Occasional celluloid musings from BarryG

Tuesday 29 March 2011

Newcastle Australia

It's summer in 2008 in the city of Newcastle, Australia, the world's largest coal port, and the surf's up on fine sand beaches flanked by massive coal ships and floating dockyards. Luckily, neither shades nor songs of Frankie Avalon or Cliff Richard mar the scene.


Writer-director Dan Castle revisited a genre with major appeal in Australia (and Japan, from which some production funds were obtained): surfing. His major variation on the usual scenario is the inclusion of a happily out gay teenager with purple hair streaks and fingernails, an amused mum and a not-so-accepting step-father.

The boy supplies side-plots through his hots for a tolerant surfing buddy, and his efforts to play the sport that obsesses his two straight older brothers. The oldest is a washed-out past champion, a boozer separated from a wife and kid, now an anti-social port labourer. The middle brother is 17, golden-curled, eager to be a touring pro surfie and subject to moody fits.

Add a trio of close buddies (one rich, one cheekily comic), and two sexy girls who join them all for a weekend beach party, and you've got the expected: a pair of hetero couplings in a tent, an uneventful chat about gay things like star formations, a death at sea, and success for the wannabee surfie. Just so the movie could offer an outing for the whole family, there's also a young-at-heart grandfather-figure (veteran Barry Otto, trying to smile painlessly).

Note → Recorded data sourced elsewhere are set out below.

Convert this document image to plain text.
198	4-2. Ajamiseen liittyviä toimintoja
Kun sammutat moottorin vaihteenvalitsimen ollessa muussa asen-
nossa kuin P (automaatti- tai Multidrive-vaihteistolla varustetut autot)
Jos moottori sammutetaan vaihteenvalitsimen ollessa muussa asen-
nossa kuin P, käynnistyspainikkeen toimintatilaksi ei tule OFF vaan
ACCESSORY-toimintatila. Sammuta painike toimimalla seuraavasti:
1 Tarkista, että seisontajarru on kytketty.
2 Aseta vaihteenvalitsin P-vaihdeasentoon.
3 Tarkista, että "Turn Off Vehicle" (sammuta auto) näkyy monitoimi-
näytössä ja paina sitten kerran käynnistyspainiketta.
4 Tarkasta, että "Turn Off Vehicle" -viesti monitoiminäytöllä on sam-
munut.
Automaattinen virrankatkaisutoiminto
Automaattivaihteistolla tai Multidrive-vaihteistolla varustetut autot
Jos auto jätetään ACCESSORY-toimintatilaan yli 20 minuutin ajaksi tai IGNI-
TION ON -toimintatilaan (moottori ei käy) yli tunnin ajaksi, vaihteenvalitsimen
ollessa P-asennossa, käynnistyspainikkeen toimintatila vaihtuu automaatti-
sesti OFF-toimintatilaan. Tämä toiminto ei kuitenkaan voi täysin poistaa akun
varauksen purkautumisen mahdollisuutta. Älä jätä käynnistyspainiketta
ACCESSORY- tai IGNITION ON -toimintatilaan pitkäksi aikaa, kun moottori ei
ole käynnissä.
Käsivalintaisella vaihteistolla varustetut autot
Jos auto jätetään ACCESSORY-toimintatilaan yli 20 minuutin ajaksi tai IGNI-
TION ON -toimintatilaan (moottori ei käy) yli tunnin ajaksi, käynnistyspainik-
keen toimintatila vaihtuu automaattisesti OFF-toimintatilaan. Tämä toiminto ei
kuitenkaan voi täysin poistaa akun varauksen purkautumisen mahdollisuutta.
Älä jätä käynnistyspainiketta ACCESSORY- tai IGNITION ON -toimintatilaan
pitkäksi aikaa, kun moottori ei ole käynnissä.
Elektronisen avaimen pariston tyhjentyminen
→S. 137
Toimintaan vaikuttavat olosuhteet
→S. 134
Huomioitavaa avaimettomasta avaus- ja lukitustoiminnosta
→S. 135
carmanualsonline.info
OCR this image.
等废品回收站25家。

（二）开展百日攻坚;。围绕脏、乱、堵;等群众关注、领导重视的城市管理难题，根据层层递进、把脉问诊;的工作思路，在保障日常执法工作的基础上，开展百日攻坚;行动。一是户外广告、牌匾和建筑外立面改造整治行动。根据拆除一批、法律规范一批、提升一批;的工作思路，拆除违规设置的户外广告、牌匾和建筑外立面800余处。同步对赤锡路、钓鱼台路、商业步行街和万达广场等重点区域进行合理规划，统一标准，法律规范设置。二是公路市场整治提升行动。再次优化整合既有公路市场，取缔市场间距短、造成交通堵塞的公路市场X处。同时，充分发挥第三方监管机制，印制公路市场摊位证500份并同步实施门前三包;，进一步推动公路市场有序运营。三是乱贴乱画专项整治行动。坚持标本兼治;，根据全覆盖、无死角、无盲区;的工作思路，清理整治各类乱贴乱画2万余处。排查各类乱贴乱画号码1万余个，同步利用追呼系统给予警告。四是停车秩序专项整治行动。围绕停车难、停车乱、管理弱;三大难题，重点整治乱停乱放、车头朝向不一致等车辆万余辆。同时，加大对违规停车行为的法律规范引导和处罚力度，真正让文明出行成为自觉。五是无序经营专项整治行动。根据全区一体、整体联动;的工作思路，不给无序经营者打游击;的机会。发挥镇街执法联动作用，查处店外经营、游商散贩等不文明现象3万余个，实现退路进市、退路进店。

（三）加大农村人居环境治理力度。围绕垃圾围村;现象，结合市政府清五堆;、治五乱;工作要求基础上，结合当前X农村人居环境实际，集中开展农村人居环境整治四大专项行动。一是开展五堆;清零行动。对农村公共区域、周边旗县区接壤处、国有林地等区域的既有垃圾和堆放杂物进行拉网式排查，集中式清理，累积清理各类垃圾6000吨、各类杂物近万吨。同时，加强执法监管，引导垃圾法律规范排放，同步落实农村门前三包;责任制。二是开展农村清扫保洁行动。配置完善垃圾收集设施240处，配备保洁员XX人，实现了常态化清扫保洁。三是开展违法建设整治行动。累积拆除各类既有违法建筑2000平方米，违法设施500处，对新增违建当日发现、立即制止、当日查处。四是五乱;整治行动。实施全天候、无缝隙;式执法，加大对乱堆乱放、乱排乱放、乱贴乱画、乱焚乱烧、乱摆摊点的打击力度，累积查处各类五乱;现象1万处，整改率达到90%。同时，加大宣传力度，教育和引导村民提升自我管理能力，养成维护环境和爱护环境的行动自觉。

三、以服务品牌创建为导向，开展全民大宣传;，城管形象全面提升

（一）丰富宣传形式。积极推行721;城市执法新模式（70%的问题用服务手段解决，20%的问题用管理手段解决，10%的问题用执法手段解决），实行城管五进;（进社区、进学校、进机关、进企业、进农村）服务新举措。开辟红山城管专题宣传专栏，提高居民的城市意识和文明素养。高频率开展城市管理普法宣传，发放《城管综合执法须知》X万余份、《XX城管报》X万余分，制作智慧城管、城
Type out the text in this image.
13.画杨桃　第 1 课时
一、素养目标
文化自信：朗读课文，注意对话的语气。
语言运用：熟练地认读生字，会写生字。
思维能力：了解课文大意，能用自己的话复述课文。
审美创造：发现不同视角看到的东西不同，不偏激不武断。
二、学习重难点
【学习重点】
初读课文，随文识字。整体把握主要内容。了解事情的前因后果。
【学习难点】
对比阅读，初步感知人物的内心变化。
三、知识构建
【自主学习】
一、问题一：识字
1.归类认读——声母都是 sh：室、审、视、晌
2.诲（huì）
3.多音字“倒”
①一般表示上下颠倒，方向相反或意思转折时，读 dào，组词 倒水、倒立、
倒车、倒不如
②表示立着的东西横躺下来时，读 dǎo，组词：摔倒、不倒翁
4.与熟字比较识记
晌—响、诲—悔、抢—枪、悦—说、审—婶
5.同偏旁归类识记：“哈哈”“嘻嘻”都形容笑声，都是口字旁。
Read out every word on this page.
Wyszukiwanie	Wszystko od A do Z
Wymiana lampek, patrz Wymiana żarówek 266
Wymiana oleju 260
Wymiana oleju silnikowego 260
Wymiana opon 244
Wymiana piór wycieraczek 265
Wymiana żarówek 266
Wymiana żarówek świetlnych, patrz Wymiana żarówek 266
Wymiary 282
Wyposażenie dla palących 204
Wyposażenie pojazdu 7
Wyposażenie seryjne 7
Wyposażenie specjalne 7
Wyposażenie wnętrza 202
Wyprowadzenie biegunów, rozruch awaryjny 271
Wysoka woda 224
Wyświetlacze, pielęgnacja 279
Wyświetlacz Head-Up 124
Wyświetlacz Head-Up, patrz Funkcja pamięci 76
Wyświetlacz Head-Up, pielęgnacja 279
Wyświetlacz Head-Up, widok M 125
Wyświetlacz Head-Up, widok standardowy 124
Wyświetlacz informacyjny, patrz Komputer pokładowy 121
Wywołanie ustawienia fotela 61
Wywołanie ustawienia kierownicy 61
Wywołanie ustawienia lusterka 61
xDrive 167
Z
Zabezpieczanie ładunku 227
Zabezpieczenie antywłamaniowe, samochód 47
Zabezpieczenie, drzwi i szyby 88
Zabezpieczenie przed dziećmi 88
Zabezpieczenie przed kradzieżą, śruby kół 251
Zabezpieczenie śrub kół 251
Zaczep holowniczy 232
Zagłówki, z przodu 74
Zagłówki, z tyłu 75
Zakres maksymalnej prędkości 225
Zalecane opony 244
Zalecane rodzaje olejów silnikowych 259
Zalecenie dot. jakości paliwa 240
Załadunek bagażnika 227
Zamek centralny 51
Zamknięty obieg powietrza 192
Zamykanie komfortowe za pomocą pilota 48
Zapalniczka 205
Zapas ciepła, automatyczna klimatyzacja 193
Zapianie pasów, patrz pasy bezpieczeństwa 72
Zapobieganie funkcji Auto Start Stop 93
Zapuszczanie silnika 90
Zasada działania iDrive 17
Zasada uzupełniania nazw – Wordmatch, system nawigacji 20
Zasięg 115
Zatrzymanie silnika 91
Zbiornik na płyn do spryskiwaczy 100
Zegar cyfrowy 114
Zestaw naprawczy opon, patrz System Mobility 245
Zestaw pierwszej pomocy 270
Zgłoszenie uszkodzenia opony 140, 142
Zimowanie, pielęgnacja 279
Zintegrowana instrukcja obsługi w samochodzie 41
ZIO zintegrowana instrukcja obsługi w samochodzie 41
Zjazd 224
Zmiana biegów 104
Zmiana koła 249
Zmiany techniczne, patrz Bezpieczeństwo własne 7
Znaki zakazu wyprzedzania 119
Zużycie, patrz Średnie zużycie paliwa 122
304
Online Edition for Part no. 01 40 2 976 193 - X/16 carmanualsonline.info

Castle then went overboard with hand-held cinematography in the waves, rollers and murky depths, lingering shoreline shots capturing brilliant blue skyscapes and shimmering dunes, and a soundtrack that adds melodramatic ham to a bland salad of sun-toasted teens obliged by the Aussie-coded screenplay to frolic (only full-dorsally) on the beach cupping their genitalia.

As with any modern Australian movie, audiences will look for a new generation of budding Crowes, Ledgers or Pearces on the screen. The country has produced many excellent directors too, but Castle needs to prove his talent on different material. His previous work comprised The Visitor, a 30-minute 2002 surfing tale with a fully homosexual theme (and Barry Otto's name on the poster), Zona Rosa, a 2005 documentary ogling male strippers in Mexico City's gay nightclub district, and other gay short films.

Casting decisions inevitably hinged on actors' surfing abilities, and 18-year-old Lachlan Buchanan (younger brother of a busy Aussie TV actor) had them as well as good looks and physique (and is now chasing the dream in Los Angeles). The choice of the actor to play his supposedly younger brother was less effective: Xavier Samuel presents the character's gaiety credibly, but close-ups reveal his 24-year-oldness.

The film was the first for Ben Milliken, who's since done work in the US and on other surfie features (including the Blue Crush sequel). The one actor with a more interesting role (the non-surfing gawky group jester) and stronger, offbeat screen presence, Israel Cannan, hasn't had another film credit since this. The bad guy (the older surfie brother) was well played by Bosnian-Australian Reshad Strik, and he may be the best name for Crowe-hunters to watch.